A recent poll showed that 96% of Americans deplore the influence of big money on our politics and want that changed. But that hasn’t happened and that big money is the mother lode that drives our national dysfunction.
After 20 little kids and 6 teachers were gunned down at Sandy Hook Elementary school nearly three years ago, 90% of all Americans and 80% of National Rifle Association members wanted universal background checks for all sales of firearms. We didn’t get what we wanted. The big money interests blocked the will of the American people.
Jeb Bush has raised over $114 million (“Jeb Bush, super PAC raise” July 9) and a Hillary Clinton fundraiser in Chicago cost $2,700 per seat (“Major donor to Obama, Emanuel to host Hillary Clinton fundraiser” July 21). Once they and other candidates receive these enormous sums, they are beholden to the wealthy who contributed and the candidates ignore the voices of regular Americans.
That’s why we don’t have laws to help small businesses and it is why our health care system caters to powerful insurance companies. It’s why we haven’t undertaken a critical updating of our education system and it’s why we wait for bridges to collapse and kill people before repairing our crumbling infrastructure. The list of serious problems ignored by Congress is long and ugly and our corrupt campaign finance system drives nearly all of them.
I’ve spoken to groups that span our political spectrum about our legalized bribery system that gives wealthy special interests an advantage and opens the door to corruption. Not once has anyone voiced any push-back. This is a bipartisan issue. We the People want reform.
As an Eisenhower Republican, my vote in 2016 will go to whichever candidates come out in support of fundamental election reform that truly puts government back in the hands of the people. In the 10th Congressional District, that rules out Robert Dold.
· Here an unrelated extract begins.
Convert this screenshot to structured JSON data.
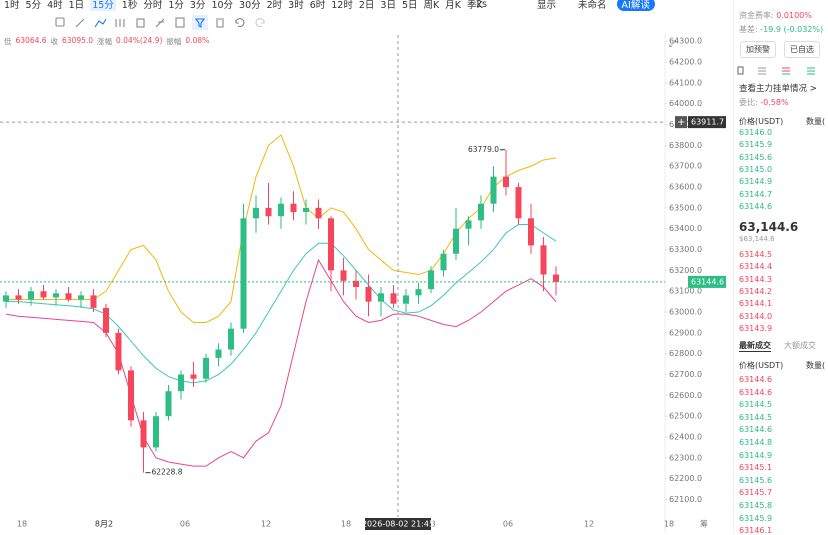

All candidates can show that they are serious about this issue by supporting the Government by the People Act (H.R.20). This bipartisan bill (with 160 cosponsors) will create a voluntary system of tax rebates and other incentives for small donors to have more of a voice in elections, including public financing of our elections. I hope the candidates campaign on this reform bill to ensure politicians are accountable to voters rather than catering only to a well connected few.
Ed. note: There is much in America that needs fixing and we are on a path to continually fail to make things better. It is my goal to make a difference – perhaps to be a catalyst for things to get better. That is the reason for these posts. To accomplish the goal requires reaching many thousands of people and a robust dialogue.